At this point I started to get a little kink in my neck, mostly because my head was bent at an odd angle while trying to swim and stare at Heidi’s hini at the same time. I dog-paddled, pulling out my snorkel and lifting the mask off my face. We’d really drifted. Abel was standing up in the dive boat, whistling and waving his arms over his head to get my attention. The wind had come up and the ocean was rolling. I couldn’t hear what Abel was saying but I knew he wanted us to swim back towards the boat. I waved back to let him know I got the message, then cleared my mask and stuck my head back under the water looking for Harry and Heidi.
They were nowhere in sight.
My mother had this rule when we were children: If anyone gets separated from the rest of the group, stay where you are. Do not get clever and try and figure out where the others are because you’ll only get more lost. Instead, stay put. And that philosophy has always worked pretty well for me (although there was this one time on a train in Switzerland when I fell asleep and when I woke up, everyone was gone so I just stayed where I was and next thing you know, the train had crossed into Italy).
But what do you do if you are in the middle of the ocean a good 15-minute swim from an anchored dive boat that seems to be getting smaller and smaller as you drift away in a strong current and your diving partners, who, you imagine, are somewhere up ahead of you—even farther from the boat—have disappeared completely? Staying put did not seem like a good option. So I started swimming off in the direction I figured Harry and Heidi would have gone, following the reef wall that curved gently to the left farther and farther until…it just ended. And there ahead of me was an outerspace of deep green water.
Which is when I remembered something Abel had said just before Harry, Heidi, and I slipped off the side of the dive boat: “There are strong currents in the passage running into the open ocean from the reef. Do not follow the wall into the open ocean. You’ll end up in Samoa.”
He was right about this current. It moved like a river. And the swells were getting bigger. The dive boat was nowhere in sight.
I’ve only gotten seasick once in my life. That was in a storm off the Canary Islands when I was strapped into a theater seat in the hold of a cargo ship that tossed and turned so violently that, while I vomited, the strap from the restraining belt cut deeply into my skin. That was bad. But I’d have to say that throwing up in the open ocean is worse. For one thing, there’s nothing to hold on to. For another, it seems to attract a sudden crowd.

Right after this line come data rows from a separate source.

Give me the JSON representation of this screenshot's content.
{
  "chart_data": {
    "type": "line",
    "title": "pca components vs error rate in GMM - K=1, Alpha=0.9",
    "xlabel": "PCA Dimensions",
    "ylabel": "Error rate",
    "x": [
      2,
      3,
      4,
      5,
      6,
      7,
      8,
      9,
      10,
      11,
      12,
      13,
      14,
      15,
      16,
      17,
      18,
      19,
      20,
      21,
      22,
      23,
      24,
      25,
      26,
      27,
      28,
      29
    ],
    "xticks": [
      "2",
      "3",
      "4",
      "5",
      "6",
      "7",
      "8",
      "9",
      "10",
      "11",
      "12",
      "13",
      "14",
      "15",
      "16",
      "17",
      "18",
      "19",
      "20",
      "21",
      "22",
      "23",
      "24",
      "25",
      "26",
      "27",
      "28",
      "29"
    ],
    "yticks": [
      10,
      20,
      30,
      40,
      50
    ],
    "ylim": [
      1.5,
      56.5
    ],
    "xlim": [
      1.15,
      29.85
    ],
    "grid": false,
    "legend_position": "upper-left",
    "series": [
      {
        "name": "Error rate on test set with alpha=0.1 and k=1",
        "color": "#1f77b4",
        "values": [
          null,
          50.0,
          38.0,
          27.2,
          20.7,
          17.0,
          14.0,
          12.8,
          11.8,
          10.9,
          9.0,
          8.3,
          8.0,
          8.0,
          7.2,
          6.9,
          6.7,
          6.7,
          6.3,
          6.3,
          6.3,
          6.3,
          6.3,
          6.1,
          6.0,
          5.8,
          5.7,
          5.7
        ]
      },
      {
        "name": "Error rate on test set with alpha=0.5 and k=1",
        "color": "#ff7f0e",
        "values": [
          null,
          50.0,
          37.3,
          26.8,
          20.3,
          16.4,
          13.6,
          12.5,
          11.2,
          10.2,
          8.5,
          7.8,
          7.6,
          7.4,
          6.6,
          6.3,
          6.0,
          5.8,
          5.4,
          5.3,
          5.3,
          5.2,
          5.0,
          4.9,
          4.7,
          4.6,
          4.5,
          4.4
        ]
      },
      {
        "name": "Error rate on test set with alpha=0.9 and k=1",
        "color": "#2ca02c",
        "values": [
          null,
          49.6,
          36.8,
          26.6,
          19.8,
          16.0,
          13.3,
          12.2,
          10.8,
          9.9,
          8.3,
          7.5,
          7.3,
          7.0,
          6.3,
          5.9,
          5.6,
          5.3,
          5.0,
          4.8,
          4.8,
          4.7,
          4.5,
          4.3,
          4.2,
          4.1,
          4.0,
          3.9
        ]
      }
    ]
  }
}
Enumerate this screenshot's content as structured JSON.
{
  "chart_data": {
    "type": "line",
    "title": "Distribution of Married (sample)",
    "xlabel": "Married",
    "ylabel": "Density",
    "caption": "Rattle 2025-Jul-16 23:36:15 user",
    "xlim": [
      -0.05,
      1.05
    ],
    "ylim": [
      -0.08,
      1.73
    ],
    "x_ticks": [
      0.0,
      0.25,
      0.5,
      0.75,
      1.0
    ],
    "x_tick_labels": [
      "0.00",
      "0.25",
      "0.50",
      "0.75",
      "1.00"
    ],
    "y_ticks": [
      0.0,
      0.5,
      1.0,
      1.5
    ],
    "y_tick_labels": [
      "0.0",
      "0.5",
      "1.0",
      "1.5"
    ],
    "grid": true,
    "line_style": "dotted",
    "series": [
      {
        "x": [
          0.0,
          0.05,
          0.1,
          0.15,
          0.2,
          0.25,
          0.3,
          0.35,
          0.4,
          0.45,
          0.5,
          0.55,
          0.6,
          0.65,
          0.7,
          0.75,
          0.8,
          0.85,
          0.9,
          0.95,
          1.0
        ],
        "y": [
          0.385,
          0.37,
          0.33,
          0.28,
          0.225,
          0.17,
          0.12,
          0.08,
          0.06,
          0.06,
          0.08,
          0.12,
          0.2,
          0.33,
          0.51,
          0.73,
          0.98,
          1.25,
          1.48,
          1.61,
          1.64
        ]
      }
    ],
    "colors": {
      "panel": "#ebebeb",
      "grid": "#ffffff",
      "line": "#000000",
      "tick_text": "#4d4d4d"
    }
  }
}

I would never have guessed that barracuda like regurgitated bananas, but evidently they’re game.
Harry was the one who pulled me by my arm back to the dive boat, but Abel said it was Heidi who spotted me. “I was thinking not good things, Mr. David,” Abel said. “But Miss Heidi see you soon enough.”
She smiled at me and patted my pale arm. “You gave us a scare,” she said like a reproachful mother. “That’s why you need a dive buddy when you’re snorkeling.”
I smiled weakly and put my head back on Heidi’s lap. She smelled of coconut and citrus. Harry pulled a red beach towel out of his backpack and spread it over me. “You’re shivering,” he said. Then, noticing me gazing at the lettering on the towel—their names along with what I assumed to be the date of their marriage arranged inside a white heart—shook his head sheepishly and said, “I know. Hokie, huh?”
“Not at all,” I said, closing my eyes as Heidi placed a cool hand on my forehead to shade me from the sun.
That night the three of us had dinner together. Heidi wore a cute white top with NEWLYWED spelled out in silver sequins across her breasts. I thought it was charming.